The rise in right-wing sentiment may have consequences for France’s foreign policy, including Hollande’s key role in passing sanctions against Russia over the war in Ukraine and brokering a ceasefire there. Sarkozy, once thought of as so brash and media-friendly for a French politician that press dubbed him “Sarko l’Américain,” went to Moscow last month to visit Putin, whose record, he told a group of Russian students, had been “more positive than negative.”
Christian Estrosi, the popular mayor of the Southern French city of Nice, has called for lifting the sanctions in exchange for Russian cooperation in the war against ISIS. That puts the party in close company with the Front National: Marine le Pen, the party’s leader, is a regular visitor to Moscow and accepted a nearly 10 million euro loan from a Russian bank.
The first litmus test for France’s post-attack politics comes in December, when local elections are expected to land the Front National unprecedented victories in the north and the southeast. The Republicans, on the other hand, are caught in a political bind that may see them struggle to make inroads with voters, according to Bruno Cautres, a French political scientist. “When they talk about immigration, they lose centrists, and when they talk about the economy, they lose rightists,” he said.

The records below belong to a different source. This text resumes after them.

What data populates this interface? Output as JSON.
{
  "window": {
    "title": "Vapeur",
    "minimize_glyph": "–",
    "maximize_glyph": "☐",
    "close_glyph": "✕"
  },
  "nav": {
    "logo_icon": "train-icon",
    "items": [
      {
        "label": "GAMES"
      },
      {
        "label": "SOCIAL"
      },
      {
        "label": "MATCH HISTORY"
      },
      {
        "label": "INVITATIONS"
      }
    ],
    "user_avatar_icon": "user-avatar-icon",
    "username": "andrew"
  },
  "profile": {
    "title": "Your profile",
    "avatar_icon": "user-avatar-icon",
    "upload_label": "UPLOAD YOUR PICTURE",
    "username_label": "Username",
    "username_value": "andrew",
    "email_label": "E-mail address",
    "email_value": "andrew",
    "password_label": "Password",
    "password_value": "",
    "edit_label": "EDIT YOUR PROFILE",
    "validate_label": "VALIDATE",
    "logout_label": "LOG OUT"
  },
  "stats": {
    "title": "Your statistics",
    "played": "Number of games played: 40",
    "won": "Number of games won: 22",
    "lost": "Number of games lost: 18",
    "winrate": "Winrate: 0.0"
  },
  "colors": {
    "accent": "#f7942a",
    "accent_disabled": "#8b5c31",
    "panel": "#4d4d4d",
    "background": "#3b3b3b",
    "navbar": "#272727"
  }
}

Gaetan Dussausaye, an activist who leads the Front National’s youth wing, expects his party to profit as a result. “Unlike others, we don’t change the color of our jackets according to the latest headlines,” he said. “It’s fair enough to see [Socialist leaders] Valls and Caseneuve and Sarkozy pumping their muscles just like they did in 2007, but all those people showed their own results. They had the instruments of power at a certain point, and they didn’t do anything.”
Emmanuel Aumonier and Annabelle Azadé contributed reporting.